An individual's ordinary and necessary living expenses include rent, mortgage payments, utilities, maintenance, food, clothing, insurance (life, health and accident), taxes, installment payments, medical expenses, support expenses when the individual is legally responsible, and other miscellaneous expenses which the individual can establish as being ordinary and necessary.
(a) Waiver of an overpayment cannot be granted when:
(1) The overpayment was obtained by fraud; or
(2) The overpayment was made to an estate.
(a) Burden of the Department of State. The Bureau of Resource Management, Department of State, must establish by the preponderance of the evidence that an overpayment occurred.

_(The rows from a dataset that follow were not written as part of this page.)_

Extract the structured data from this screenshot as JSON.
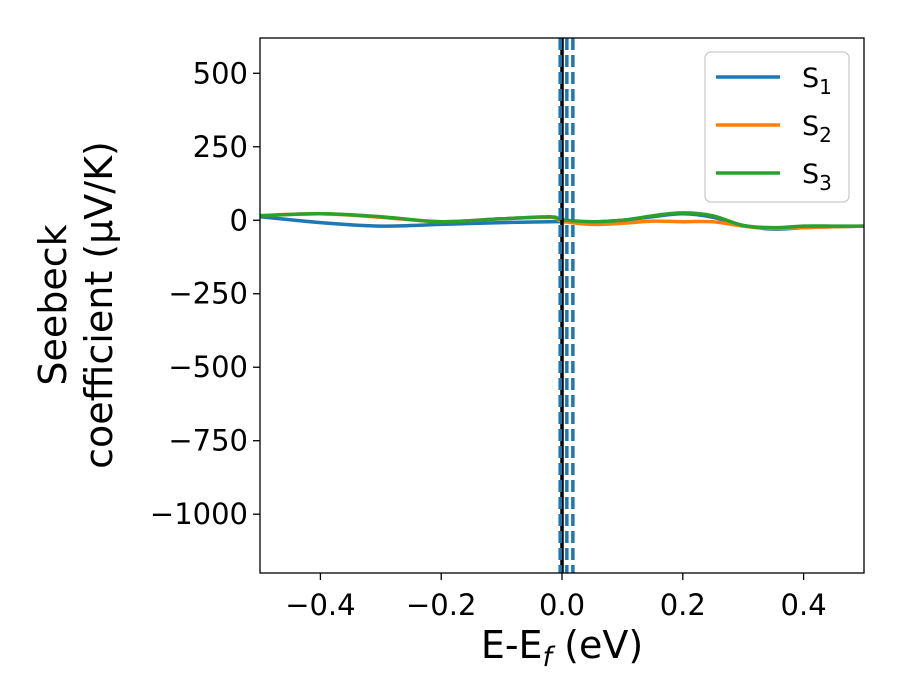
{
  "chart_data": {
    "type": "line",
    "xlabel": "E-E",
    "xlabel_sub": "f",
    "xlabel_unit": " (eV)",
    "ylabel_line1": "Seebeck",
    "ylabel_line2": "coefficient  (μV/K)",
    "xlim": [
      -0.5,
      0.5
    ],
    "ylim": [
      -1200,
      620
    ],
    "xticks": [
      -0.4,
      -0.2,
      0.0,
      0.2,
      0.4
    ],
    "xtick_labels": [
      "−0.4",
      "−0.2",
      "0.0",
      "0.2",
      "0.4"
    ],
    "yticks": [
      500,
      250,
      0,
      -250,
      -500,
      -750,
      -1000
    ],
    "ytick_labels": [
      "500",
      "250",
      "0",
      "−250",
      "−500",
      "−750",
      "−1000"
    ],
    "grid": false,
    "legend_position": "top-right",
    "series": [
      {
        "name": "S",
        "name_sub": "1",
        "color": "#1f77b4",
        "x": [
          -0.5,
          -0.4,
          -0.3,
          -0.2,
          -0.1,
          -0.02,
          0.0,
          0.05,
          0.1,
          0.15,
          0.2,
          0.25,
          0.3,
          0.35,
          0.4,
          0.45,
          0.5
        ],
        "y": [
          12,
          -8,
          -20,
          -14,
          -8,
          -5,
          -5,
          -6,
          0,
          12,
          22,
          10,
          -18,
          -30,
          -25,
          -22,
          -20
        ]
      },
      {
        "name": "S",
        "name_sub": "2",
        "color": "#ff7f0e",
        "x": [
          -0.5,
          -0.4,
          -0.3,
          -0.2,
          -0.1,
          -0.02,
          0.0,
          0.05,
          0.1,
          0.15,
          0.2,
          0.25,
          0.3,
          0.35,
          0.4,
          0.45,
          0.5
        ],
        "y": [
          16,
          22,
          10,
          -5,
          5,
          10,
          -3,
          -14,
          -10,
          -3,
          -5,
          -5,
          -20,
          -28,
          -25,
          -22,
          -20
        ]
      },
      {
        "name": "S",
        "name_sub": "3",
        "color": "#2ca02c",
        "x": [
          -0.5,
          -0.4,
          -0.3,
          -0.2,
          -0.1,
          -0.02,
          0.0,
          0.05,
          0.1,
          0.15,
          0.2,
          0.25,
          0.3,
          0.35,
          0.4,
          0.45,
          0.5
        ],
        "y": [
          15,
          22,
          12,
          -5,
          5,
          12,
          2,
          -5,
          0,
          15,
          25,
          15,
          -18,
          -25,
          -20,
          -20,
          -20
        ]
      }
    ],
    "vlines": [
      {
        "x": 0.0,
        "color": "#000000",
        "style": "solid"
      },
      {
        "x": -0.003,
        "color": "#1f77b4",
        "style": "dashed"
      },
      {
        "x": 0.008,
        "color": "#1f77b4",
        "style": "dashed"
      },
      {
        "x": 0.018,
        "color": "#1f77b4",
        "style": "dashed"
      }
    ]
  }
}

(b) Burden of individual. The recipient of an overpayment must establish by substantial evidence that he or she is eligible for waiver or an adjustment in the recovery schedule.
(a) Notice. The Bureau of Resource Management, Department of State, shall give written notification to any individual who has received an overpayment promptly by first-class mail to the individual at the individual's most current address in the records of the Bureau of Resource Management. The written notice shall inform the individual of:
(1) The amount of the overpayment;
(2) The cause of the overpayment;
(3) The intention of the Department to seek repayment of the overpayment,
(4) The date by which payment should be made to avoid the imposition of interest, penalties, and administrative costs;
(5) The applicable standards for the imposing of interest, penalties, and administrative costs;
(6) The department's willingness to discuss alternative payment arrangements and how the individual may offer to enter into a written agreement to repay the amount of the overpayment under terms acceptable to the Department; and
(7) The name, address and telephone number of a contact person within the Bureau of Resource Management. The written notice also shall inform the individual of their right to contest the overpayment, their right to request a waiver of recovery of the overpayment, and the procedures to follow in case of such contest or request for waiver of recovery. The notification shall allow at least 30 days from its date within which the individual may contest in writing the overpayment or request a waiver of recovery, including with their submission all evidence and arguments in support of their position.
(b) Administrative File. The Bureau of Resource Management will prepare an administrative file as a basis for determination in each case where an individual contests a claim to recover overpayment or requests waiver of recovery of the overpayment. On the basis of the administrative file, the Chief Financial Officer or his or her delegate, shall make the final administrative determination.
(c) Additional Information. At any time before the final administrative decision, the Department may request the individual to supplement his or her Start Printed Page 16231submission with additional factual information and may request that the individual authorize the Department of State to have access to bank and other financial records bearing on the application of these regulations. If the individual, without good cause shown, fails or refuses to produce the requested additional information or authorization, the Department of State is entitled to make adverse inferences with respect to the matters sought to be amplified, clarified, or verified.
(d) Decision and right of appeal. The final administrative decision shall be reduced to writing and sent to the individual. If the decision is adverse to the individual, the notification of the decision shall include a written description of the individual's rights of appeal to the Foreign Service Grievance Board. The Foreign Service Grievance Board shall consider any appeal under this part in accordance with the regulations of the Board set forth in 22 CFR part 901.
Dated: February 1, 2006.
Henrietta H. Fore,
Under Secretary for Management, Department of State.